There were other camps besides Wilton Park, e. B. Norton Camp , which began training elementary school teachers and theologians in mid-1945. The educational work of this camp was directed by the YMCA . In this camp, from 1946 onwards, all Abitur exams were held in the English camps under the instructed director Willi Lassen .

Wilton Park today

In 1948 Wilton Park became a German-British conference center. Wilton Park has been a not-for-profit independent higher education institution since then. Farhan Nizami currently chairs the Advisory Committee of Wilton Park. The Wilton Park facility was relocated to Wiston House in Sussex after 1951 . In 1957 the association for the promotion of Wilton Park was founded in Munich ; Karl Weishäupl was the founding chairman .

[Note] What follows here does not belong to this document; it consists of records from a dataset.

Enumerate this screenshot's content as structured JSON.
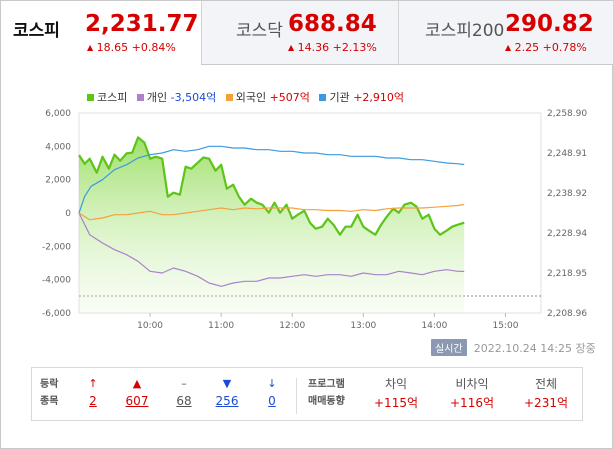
{
  "tabs": [
    {
      "name": "코스피",
      "value": "2,231.77",
      "change": "18.65",
      "pct": "+0.84%",
      "active": true
    },
    {
      "name": "코스닥",
      "value": "688.84",
      "change": "14.36",
      "pct": "+2.13%"
    },
    {
      "name": "코스피200",
      "value": "290.82",
      "change": "2.25",
      "pct": "+0.78%"
    }
  ],
  "legend": [
    {
      "name": "코스피",
      "value": "",
      "color": "#5dc418"
    },
    {
      "name": "개인",
      "value": "-3,504억",
      "color": "#a883cc"
    },
    {
      "name": "외국인",
      "value": "+507억",
      "color": "#f4a13c"
    },
    {
      "name": "기관",
      "value": "+2,910억",
      "color": "#3b9ae0"
    }
  ],
  "chart_data": {
    "type": "line",
    "left_axis": {
      "ticks": [
        "6,000",
        "4,000",
        "2,000",
        "0",
        "-2,000",
        "-4,000",
        "-6,000"
      ],
      "range": [
        -6000,
        6000
      ]
    },
    "right_axis": {
      "ticks": [
        "2,258.90",
        "2,248.91",
        "2,238.92",
        "2,228.94",
        "2,218.95",
        "2,208.96"
      ],
      "range": [
        2208.96,
        2258.9
      ]
    },
    "x_ticks": [
      "10:00",
      "11:00",
      "12:00",
      "13:00",
      "14:00",
      "15:00"
    ],
    "x_range": [
      9.0,
      15.5
    ],
    "series": [
      {
        "name": "코스피",
        "axis": "right",
        "color": "#5dc418",
        "x": [
          9.0,
          9.08,
          9.15,
          9.25,
          9.33,
          9.42,
          9.5,
          9.58,
          9.67,
          9.75,
          9.83,
          9.92,
          10.0,
          10.08,
          10.17,
          10.25,
          10.33,
          10.42,
          10.5,
          10.58,
          10.67,
          10.75,
          10.83,
          10.92,
          11.0,
          11.08,
          11.17,
          11.25,
          11.33,
          11.42,
          11.5,
          11.58,
          11.67,
          11.75,
          11.83,
          11.92,
          12.0,
          12.08,
          12.17,
          12.25,
          12.33,
          12.42,
          12.5,
          12.58,
          12.67,
          12.75,
          12.83,
          12.92,
          13.0,
          13.08,
          13.17,
          13.25,
          13.33,
          13.42,
          13.5,
          13.58,
          13.67,
          13.75,
          13.83,
          13.92,
          14.0,
          14.08,
          14.17,
          14.25,
          14.33,
          14.42
        ],
        "values": [
          2248.4,
          2246.2,
          2247.5,
          2244.0,
          2248.0,
          2245.0,
          2248.5,
          2247.0,
          2248.8,
          2249.0,
          2252.8,
          2251.5,
          2247.5,
          2248.0,
          2247.5,
          2238.0,
          2239.0,
          2238.5,
          2245.5,
          2245.0,
          2246.5,
          2247.8,
          2247.5,
          2244.5,
          2246.0,
          2240.0,
          2241.0,
          2238.0,
          2236.0,
          2237.5,
          2236.5,
          2236.0,
          2234.0,
          2236.5,
          2234.0,
          2236.0,
          2232.5,
          2233.5,
          2234.5,
          2231.5,
          2230.0,
          2230.5,
          2232.5,
          2231.0,
          2228.5,
          2230.5,
          2230.5,
          2233.5,
          2230.5,
          2229.5,
          2228.5,
          2231.0,
          2233.0,
          2235.0,
          2234.0,
          2236.0,
          2236.5,
          2235.5,
          2232.5,
          2233.5,
          2230.0,
          2228.5,
          2229.5,
          2230.5,
          2231.0,
          2231.5
        ]
      },
      {
        "name": "개인",
        "axis": "left",
        "color": "#a883cc",
        "x": [
          9.0,
          9.15,
          9.33,
          9.5,
          9.67,
          9.83,
          10.0,
          10.17,
          10.33,
          10.5,
          10.67,
          10.83,
          11.0,
          11.17,
          11.33,
          11.5,
          11.67,
          11.83,
          12.0,
          12.17,
          12.33,
          12.5,
          12.67,
          12.83,
          13.0,
          13.17,
          13.33,
          13.5,
          13.67,
          13.83,
          14.0,
          14.17,
          14.33,
          14.42
        ],
        "values": [
          0,
          -1300,
          -1800,
          -2200,
          -2500,
          -2900,
          -3500,
          -3600,
          -3300,
          -3500,
          -3800,
          -4200,
          -4400,
          -4200,
          -4100,
          -4100,
          -3900,
          -3900,
          -3800,
          -3700,
          -3800,
          -3700,
          -3700,
          -3800,
          -3600,
          -3700,
          -3700,
          -3500,
          -3600,
          -3700,
          -3500,
          -3400,
          -3500,
          -3504
        ]
      },
      {
        "name": "외국인",
        "axis": "left",
        "color": "#f4a13c",
        "x": [
          9.0,
          9.15,
          9.33,
          9.5,
          9.67,
          9.83,
          10.0,
          10.17,
          10.33,
          10.5,
          10.67,
          10.83,
          11.0,
          11.17,
          11.33,
          11.5,
          11.67,
          11.83,
          12.0,
          12.17,
          12.33,
          12.5,
          12.67,
          12.83,
          13.0,
          13.17,
          13.33,
          13.5,
          13.67,
          13.83,
          14.0,
          14.17,
          14.33,
          14.42
        ],
        "values": [
          0,
          -400,
          -300,
          -100,
          -100,
          0,
          100,
          -100,
          -100,
          0,
          100,
          200,
          300,
          200,
          300,
          250,
          300,
          300,
          300,
          200,
          200,
          150,
          150,
          100,
          200,
          150,
          250,
          300,
          300,
          300,
          350,
          400,
          450,
          507
        ]
      },
      {
        "name": "기관",
        "axis": "left",
        "color": "#3b9ae0",
        "x": [
          9.0,
          9.08,
          9.17,
          9.33,
          9.5,
          9.67,
          9.83,
          10.0,
          10.17,
          10.33,
          10.5,
          10.67,
          10.83,
          11.0,
          11.17,
          11.33,
          11.5,
          11.67,
          11.83,
          12.0,
          12.17,
          12.33,
          12.5,
          12.67,
          12.83,
          13.0,
          13.17,
          13.33,
          13.5,
          13.67,
          13.83,
          14.0,
          14.17,
          14.33,
          14.42
        ],
        "values": [
          0,
          1000,
          1600,
          2000,
          2600,
          2900,
          3300,
          3500,
          3600,
          3800,
          3700,
          3800,
          4000,
          4000,
          3900,
          3900,
          3800,
          3800,
          3700,
          3700,
          3600,
          3600,
          3500,
          3500,
          3400,
          3400,
          3400,
          3300,
          3300,
          3200,
          3200,
          3100,
          3000,
          2950,
          2910
        ]
      }
    ]
  },
  "realtime": {
    "label": "실시간",
    "timestamp": "2022.10.24 14:25 장중"
  },
  "stats": {
    "updown_label": [
      "등락",
      "종목"
    ],
    "cols": [
      {
        "icon": "↑",
        "kind": "up",
        "value": "2"
      },
      {
        "icon": "▲",
        "kind": "up",
        "value": "607"
      },
      {
        "icon": "–",
        "kind": "neu",
        "value": "68"
      },
      {
        "icon": "▼",
        "kind": "down",
        "value": "256"
      },
      {
        "icon": "↓",
        "kind": "down",
        "value": "0"
      }
    ],
    "program_label": [
      "프로그램",
      "매매동향"
    ],
    "program": [
      {
        "head": "차익",
        "value": "+115억"
      },
      {
        "head": "비차익",
        "value": "+116억"
      },
      {
        "head": "전체",
        "value": "+231억"
      }
    ]
  }
}
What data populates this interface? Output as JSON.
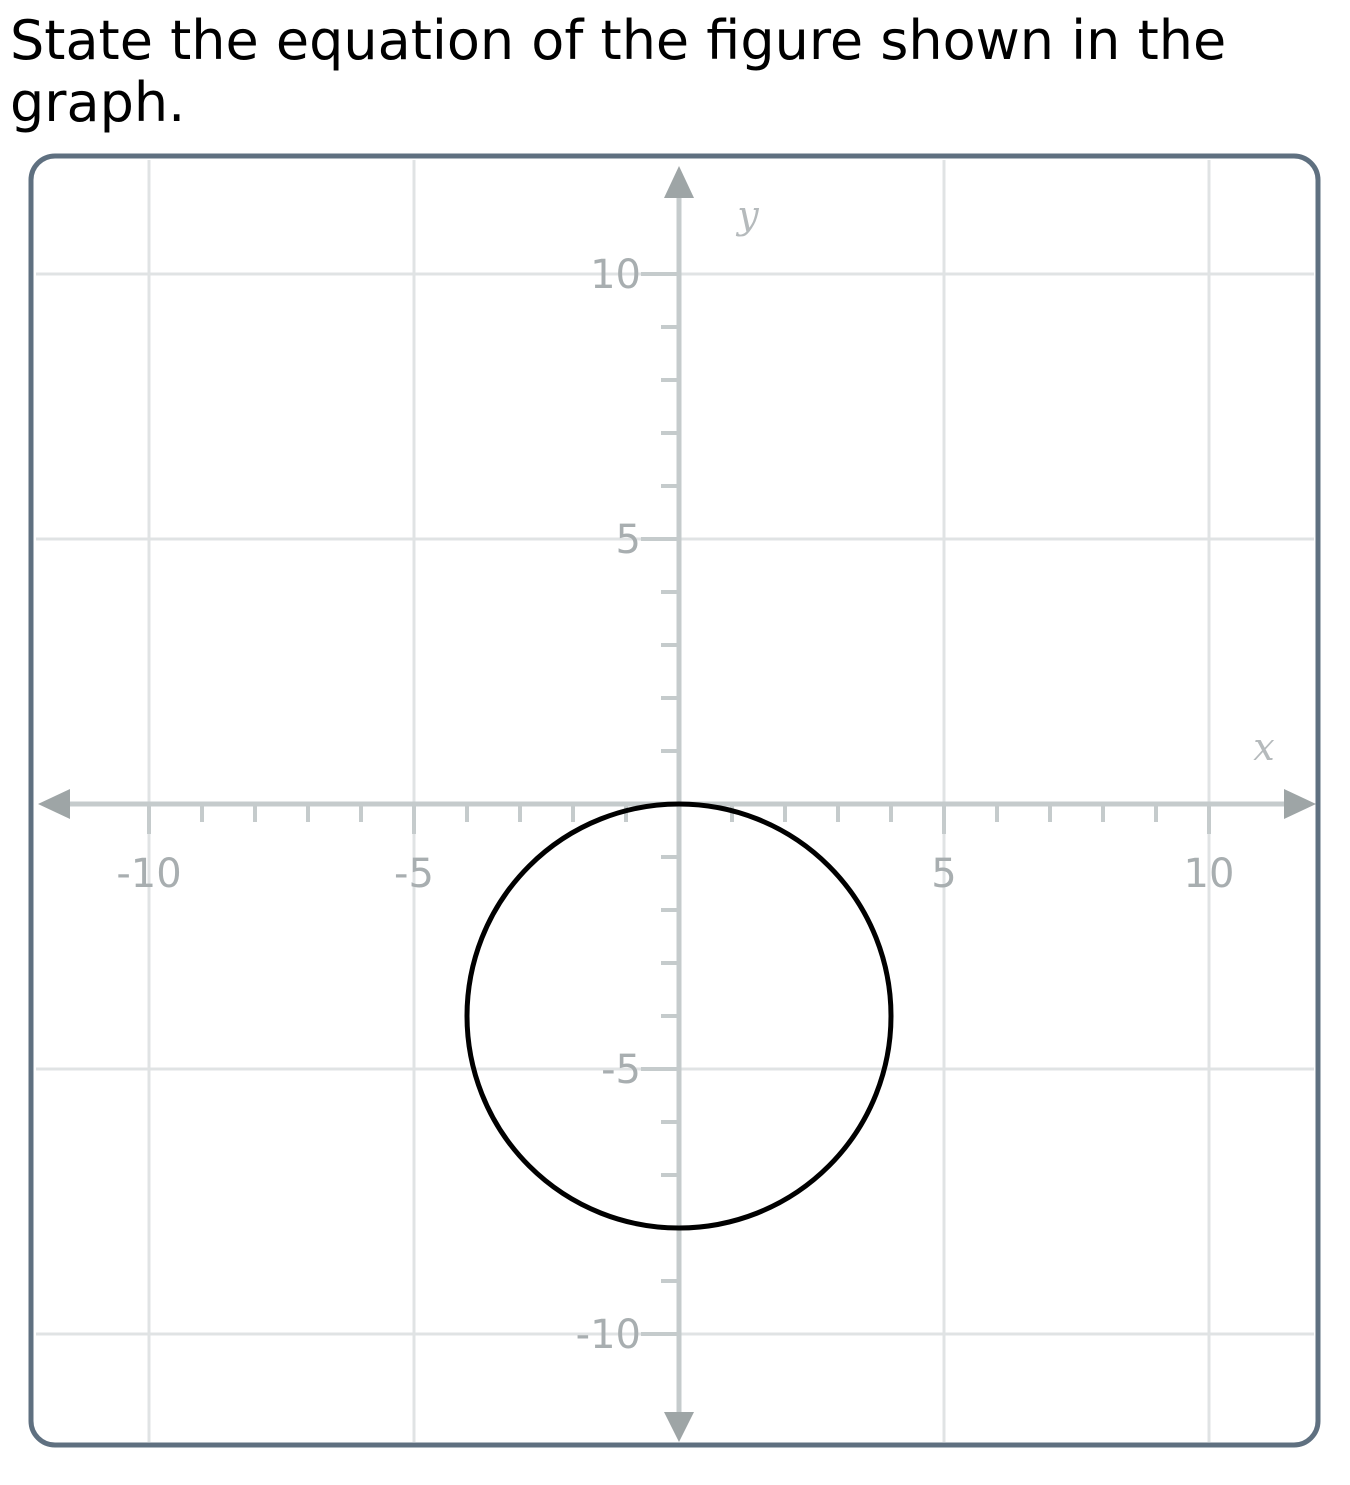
{
  "question": {
    "text": "State the equation of the figure shown in the graph."
  },
  "chart_data": {
    "type": "scatter",
    "title": "",
    "xlabel": "x",
    "ylabel": "y",
    "xlim": [
      -10,
      12
    ],
    "ylim": [
      -12,
      10
    ],
    "x_ticks": [
      -10,
      -5,
      5,
      10
    ],
    "y_ticks": [
      10,
      5,
      -5,
      -10
    ],
    "x_tick_labels": [
      "-10",
      "-5",
      "5",
      "10"
    ],
    "y_tick_labels": [
      "10",
      "5",
      "-5",
      "-10"
    ],
    "minor_tick_step": 1,
    "grid": true,
    "grid_step": 5,
    "figure": {
      "shape": "circle",
      "center": [
        0,
        -4
      ],
      "radius": 4
    },
    "colors": {
      "frame": "#5f7080",
      "grid": "#e0e3e4",
      "axis": "#c5cbcc",
      "arrow": "#9ea5a6",
      "curve": "#000000"
    }
  }
}
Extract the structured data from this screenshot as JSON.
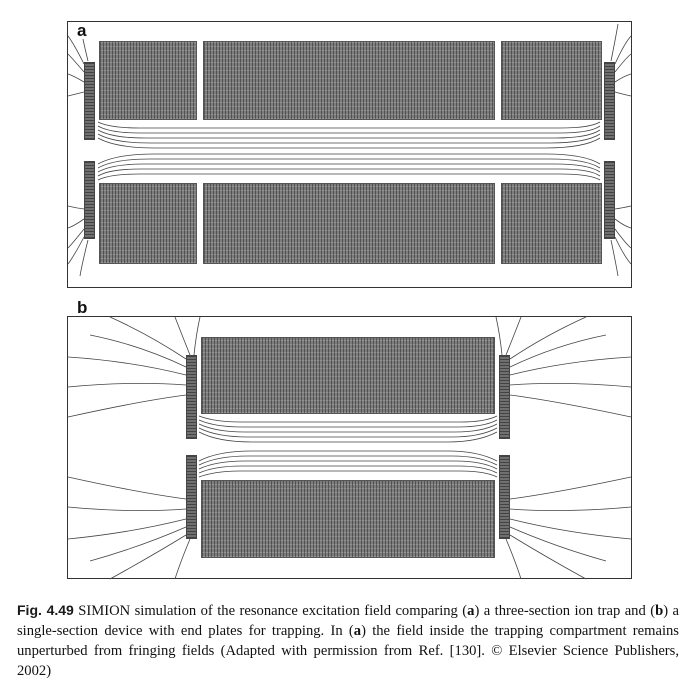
{
  "figure": {
    "panel_a_label": "a",
    "panel_b_label": "b",
    "caption": {
      "fig_label": "Fig. 4.49",
      "text_1": " SIMION simulation of the resonance excitation field comparing (",
      "bold_a_1": "a",
      "text_2": ") a three-section ion trap and (",
      "bold_b": "b",
      "text_3": ") a single-section device with end plates for trapping. In (",
      "bold_a_2": "a",
      "text_4": ") the field inside the trapping compartment remains unperturbed from fringing fields (Adapted with permission from Ref. [130]. © Elsevier Science Publishers, 2002)"
    }
  },
  "colors": {
    "electrode": "#7d7d7d",
    "frame": "#333333",
    "field_line": "#444444"
  }
}
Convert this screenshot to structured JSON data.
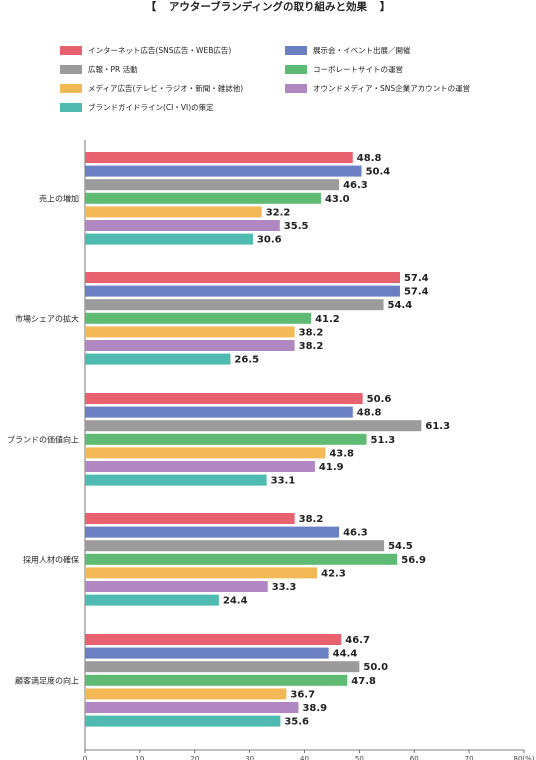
{
  "chart_data": {
    "type": "bar",
    "orientation": "horizontal",
    "title": "アウターブランディングの取り組みと効果",
    "title_bracket_left": "【",
    "title_bracket_right": "】",
    "categories": [
      "売上の増加",
      "市場シェアの拡大",
      "ブランドの価値向上",
      "採用人材の確保",
      "顧客満足度の向上"
    ],
    "series": [
      {
        "name": "インターネット広告(SNS広告・WEB広告)",
        "color": "#e8616f",
        "values": [
          48.8,
          57.4,
          50.6,
          38.2,
          46.7
        ]
      },
      {
        "name": "展示会・イベント出展／開催",
        "color": "#6a80c2",
        "values": [
          50.4,
          57.4,
          48.8,
          46.3,
          44.4
        ]
      },
      {
        "name": "広報・PR 活動",
        "color": "#9b9b9b",
        "values": [
          46.3,
          54.4,
          61.3,
          54.5,
          50.0
        ]
      },
      {
        "name": "コーポレートサイトの運営",
        "color": "#5fba73",
        "values": [
          43.0,
          41.2,
          51.3,
          56.9,
          47.8
        ]
      },
      {
        "name": "メディア広告(テレビ・ラジオ・新聞・雑誌他)",
        "color": "#f2b956",
        "values": [
          32.2,
          38.2,
          43.8,
          42.3,
          36.7
        ]
      },
      {
        "name": "オウンドメディア・SNS企業アカウントの運営",
        "color": "#b187c2",
        "values": [
          35.5,
          38.2,
          41.9,
          33.3,
          38.9
        ]
      },
      {
        "name": "ブランドガイドライン(CI・VI)の策定",
        "color": "#4fbab0",
        "values": [
          30.6,
          26.5,
          33.1,
          24.4,
          35.6
        ]
      }
    ],
    "xlim": [
      0,
      80
    ],
    "xticks": [
      "0",
      "10",
      "20",
      "30",
      "40",
      "50",
      "60",
      "70",
      "80(%)"
    ],
    "grid": false,
    "legend_position": "top"
  }
}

The facility was named after Wilton Park Estate, near Beaconsfield in Buckinghamshire , where an interrogation center was set up during the war. The Wilton Park site was an authority of the British Foreign Office from 1948 . Today the Wilton Park Estate is used as the language school for the Defense School of Languages ​​of the UK Department of Defense.

literature

  • Renate Held: Captivity in Great Britain: German soldiers of the Second World War in British custody. (= Publications of the German Historical Institute London. Volume 63). Edited by the German Historical Institute London. Oldenburg 2008, ISBN 978-3-486-58328-1 .
  • Gudrun Hentges: State and political education: From the "Central Office for Homeland Service" to the "Federal Central Office for Political Education". Wiesbaden 2013, ISBN 978-3-531-18670-2 .
  • Helmut Wolff: The German prisoners of war in British hands. An overview. In: Erich Maschke (Hrsg.): On the history of the German prisoners of war of the Second World War. (= On the history of the German prisoners of war of the Second World War. Volume XI / 1). Munich 1974, ISBN 3-7694-0391-6 .

Web links

Individual evidence

  1. ^ Wilton Park Conferences: History of Wilton Park 1946–1951. ( Memento from December 12, 2009 in the Internet Archive )
  2. ^ Arthur Lee Smith: The war for the German mind: re-educating Hitler's soldiers. Berghahn Books, 1996, ISBN 1-57181-892-8 , p. 50.
  3. ^ Renate Feyerbacher: Hilmar Hoffmann on the 90th birthday. www.feuilletonfrankfurt.de, The Magazine for Art, Culture & Lifestyle, August 25, 2015.
  4. ^ Nicolaus Schmidt: Willi Lassen - a biographical sketch. In: Democratic History. Volume 26, Schleswig-Holsteinischer Geschichtsverlag, 2015, pp. 199 ff.
  5. Wilton Park and the Association for the Promotion of Wilton Park e. V. ( Memento from July 5, 2009 in the Internet Archive )
  6. ^ Subterranea Britannica: Wilton Park.

Coordinates: 50 ° 53 '59 "  N , 0 ° 21' 32"  W.